HELP:sorting list of outline numbers

[Delaney, Timothy (Tim)]

Scott David Daniels wrote:

> Delaney, Timothy (Tim) wrote:
>> Scott David Daniels wrote:
>>> For 2.3: (using DSU -- Decorate, Sort, Undecorate)
>         ...
>>>     lst = ['1', '1.2', '1.12', '1.1', '3.1']
>>>     decorated = [(numparts(txt), txt) for txt in lst]    
>>>     decorated.sort() lst[:] = [txt for code, txt in decorated]
>> 
>> Slightly better to do::
>>      ...
>>      lst = ['1', '1.2', '1.12', '1.1', '3.1']
>>      decorated = [(numparts(txt), i, txt) for i, txt in
>>      enumerate(lst)]      decorated.sort() lst[:] = [txt[-1] for d
>> in decorated] 
> 
> In the particular case given, I don't think it matters.

True.

> In general, however, I agree the latter is a better idea.  Just
> so someone hopping in here is clear about what is better, and
> explicitly _not_ because I think Tim misunderstands the issue,

Hey! I resent that!

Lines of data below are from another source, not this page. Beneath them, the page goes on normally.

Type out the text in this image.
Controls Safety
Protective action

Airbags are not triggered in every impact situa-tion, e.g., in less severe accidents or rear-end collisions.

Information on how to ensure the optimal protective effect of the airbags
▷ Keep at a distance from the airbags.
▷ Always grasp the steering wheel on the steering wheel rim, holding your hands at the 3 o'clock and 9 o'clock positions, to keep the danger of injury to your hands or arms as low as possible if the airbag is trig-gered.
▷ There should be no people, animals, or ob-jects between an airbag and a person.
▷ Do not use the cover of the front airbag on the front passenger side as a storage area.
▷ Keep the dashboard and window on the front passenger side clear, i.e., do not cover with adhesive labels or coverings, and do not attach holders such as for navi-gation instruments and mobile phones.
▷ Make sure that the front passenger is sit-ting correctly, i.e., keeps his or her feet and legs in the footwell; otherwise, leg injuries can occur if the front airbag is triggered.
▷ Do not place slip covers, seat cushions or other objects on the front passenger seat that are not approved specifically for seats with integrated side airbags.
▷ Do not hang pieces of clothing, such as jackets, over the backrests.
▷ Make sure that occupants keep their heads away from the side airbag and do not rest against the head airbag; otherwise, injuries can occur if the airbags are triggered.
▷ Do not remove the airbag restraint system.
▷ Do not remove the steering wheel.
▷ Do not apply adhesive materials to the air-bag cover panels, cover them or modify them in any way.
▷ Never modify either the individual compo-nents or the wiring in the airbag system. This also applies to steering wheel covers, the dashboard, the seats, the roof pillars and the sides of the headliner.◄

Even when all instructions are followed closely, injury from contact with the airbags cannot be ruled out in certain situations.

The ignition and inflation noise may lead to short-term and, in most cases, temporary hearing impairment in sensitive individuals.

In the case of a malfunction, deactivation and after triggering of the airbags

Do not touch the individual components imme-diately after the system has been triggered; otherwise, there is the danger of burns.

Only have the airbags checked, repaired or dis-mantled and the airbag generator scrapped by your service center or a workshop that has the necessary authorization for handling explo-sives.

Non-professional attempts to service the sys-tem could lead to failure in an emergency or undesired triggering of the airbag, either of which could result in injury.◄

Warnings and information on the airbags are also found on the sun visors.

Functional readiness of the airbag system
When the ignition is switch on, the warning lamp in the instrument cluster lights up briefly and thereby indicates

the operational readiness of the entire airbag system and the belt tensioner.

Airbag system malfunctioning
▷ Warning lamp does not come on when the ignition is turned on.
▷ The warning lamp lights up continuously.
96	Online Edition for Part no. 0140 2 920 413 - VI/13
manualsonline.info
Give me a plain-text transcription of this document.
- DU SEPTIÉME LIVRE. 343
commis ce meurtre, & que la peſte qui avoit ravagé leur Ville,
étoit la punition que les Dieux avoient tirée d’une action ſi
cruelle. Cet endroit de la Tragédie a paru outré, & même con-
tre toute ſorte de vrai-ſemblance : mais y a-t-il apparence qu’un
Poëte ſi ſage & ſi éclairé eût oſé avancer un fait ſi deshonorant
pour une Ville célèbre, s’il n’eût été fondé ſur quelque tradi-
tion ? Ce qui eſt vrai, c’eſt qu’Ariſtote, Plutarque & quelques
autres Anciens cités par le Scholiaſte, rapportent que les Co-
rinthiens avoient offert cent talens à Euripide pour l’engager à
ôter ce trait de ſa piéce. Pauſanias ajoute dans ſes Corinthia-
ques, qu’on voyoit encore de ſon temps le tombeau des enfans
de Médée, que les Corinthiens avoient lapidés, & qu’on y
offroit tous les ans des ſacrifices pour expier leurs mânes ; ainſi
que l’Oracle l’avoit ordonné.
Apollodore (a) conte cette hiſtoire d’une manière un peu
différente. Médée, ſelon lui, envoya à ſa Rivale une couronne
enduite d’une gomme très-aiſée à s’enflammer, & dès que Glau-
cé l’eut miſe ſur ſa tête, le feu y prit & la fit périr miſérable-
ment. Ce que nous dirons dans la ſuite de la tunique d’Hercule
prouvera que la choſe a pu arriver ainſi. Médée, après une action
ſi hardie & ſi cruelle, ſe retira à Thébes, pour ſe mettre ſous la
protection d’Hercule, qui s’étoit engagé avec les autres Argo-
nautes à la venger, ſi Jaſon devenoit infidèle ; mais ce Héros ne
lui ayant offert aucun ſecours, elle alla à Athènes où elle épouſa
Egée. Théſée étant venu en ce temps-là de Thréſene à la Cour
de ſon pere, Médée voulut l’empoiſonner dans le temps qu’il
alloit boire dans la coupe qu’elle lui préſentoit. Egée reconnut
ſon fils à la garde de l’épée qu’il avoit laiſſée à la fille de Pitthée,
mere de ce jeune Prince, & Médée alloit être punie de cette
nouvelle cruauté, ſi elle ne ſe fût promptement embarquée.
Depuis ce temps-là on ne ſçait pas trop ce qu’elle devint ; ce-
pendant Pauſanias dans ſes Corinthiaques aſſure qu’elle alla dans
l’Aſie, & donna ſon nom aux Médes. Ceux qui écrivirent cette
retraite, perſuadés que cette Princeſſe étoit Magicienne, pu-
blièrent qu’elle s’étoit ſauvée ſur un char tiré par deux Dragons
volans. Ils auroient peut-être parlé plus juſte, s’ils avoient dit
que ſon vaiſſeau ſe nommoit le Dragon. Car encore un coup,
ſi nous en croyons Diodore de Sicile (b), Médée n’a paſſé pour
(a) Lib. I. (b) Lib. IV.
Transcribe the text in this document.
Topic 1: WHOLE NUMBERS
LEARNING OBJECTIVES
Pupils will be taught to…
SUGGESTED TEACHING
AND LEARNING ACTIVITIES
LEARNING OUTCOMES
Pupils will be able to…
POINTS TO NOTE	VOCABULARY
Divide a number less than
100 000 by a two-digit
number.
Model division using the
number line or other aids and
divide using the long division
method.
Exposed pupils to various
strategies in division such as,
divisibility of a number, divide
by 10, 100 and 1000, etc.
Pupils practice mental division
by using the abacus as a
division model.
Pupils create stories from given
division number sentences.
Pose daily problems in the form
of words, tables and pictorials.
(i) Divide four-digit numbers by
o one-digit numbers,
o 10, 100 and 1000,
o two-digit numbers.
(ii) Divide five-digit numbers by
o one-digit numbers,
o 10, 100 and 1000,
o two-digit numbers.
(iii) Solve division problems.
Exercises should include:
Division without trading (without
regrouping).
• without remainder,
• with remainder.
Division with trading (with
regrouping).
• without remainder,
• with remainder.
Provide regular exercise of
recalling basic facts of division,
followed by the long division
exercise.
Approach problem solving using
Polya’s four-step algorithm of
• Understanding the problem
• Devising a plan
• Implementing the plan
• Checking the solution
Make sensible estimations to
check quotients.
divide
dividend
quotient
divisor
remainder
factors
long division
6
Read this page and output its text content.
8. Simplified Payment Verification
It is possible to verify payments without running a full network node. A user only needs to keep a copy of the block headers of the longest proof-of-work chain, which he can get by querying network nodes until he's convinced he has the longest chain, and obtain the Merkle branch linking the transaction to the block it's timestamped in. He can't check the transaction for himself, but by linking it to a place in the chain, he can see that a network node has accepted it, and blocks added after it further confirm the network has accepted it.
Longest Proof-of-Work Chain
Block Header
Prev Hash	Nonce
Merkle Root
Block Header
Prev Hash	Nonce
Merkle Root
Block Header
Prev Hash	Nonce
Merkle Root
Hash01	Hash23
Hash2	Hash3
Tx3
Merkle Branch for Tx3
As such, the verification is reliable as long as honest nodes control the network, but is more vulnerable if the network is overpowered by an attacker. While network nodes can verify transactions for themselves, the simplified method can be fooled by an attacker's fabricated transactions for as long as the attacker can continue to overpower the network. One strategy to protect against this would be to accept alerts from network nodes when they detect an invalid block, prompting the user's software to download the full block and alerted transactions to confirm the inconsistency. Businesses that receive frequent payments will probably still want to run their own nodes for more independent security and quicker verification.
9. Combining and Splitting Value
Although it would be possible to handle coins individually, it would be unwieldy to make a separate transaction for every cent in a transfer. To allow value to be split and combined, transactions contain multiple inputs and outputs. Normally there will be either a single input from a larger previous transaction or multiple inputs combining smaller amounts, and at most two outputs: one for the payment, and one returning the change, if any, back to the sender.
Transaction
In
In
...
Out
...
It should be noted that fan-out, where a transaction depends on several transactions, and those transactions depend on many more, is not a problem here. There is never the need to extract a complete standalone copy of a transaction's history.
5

I misunderstand lots of things! <wink>

> The latter version, in the case of a match on the "decorated"
> version compares first the "key", and then, if the keys match,
> it compares the position in the list.  In no case does it actually
> compare the original list elements.  The 2.4 version (just using the
> key= form of sort) does the same kind of thing; it avoids comparing
> the element and only compares keys.  The reason you care about this
> is that is can be arbitrarily expensive to compare elements, or the
> elements themselves may be "incomparable" (think of complex numbers).

Yep - I really should have explained the reasoning better. I guess
having been involved in the 2.4 sort discussions on python-dev, it kinda
seems obvious to me why only comparing the key is an important feature.

Tim Delaney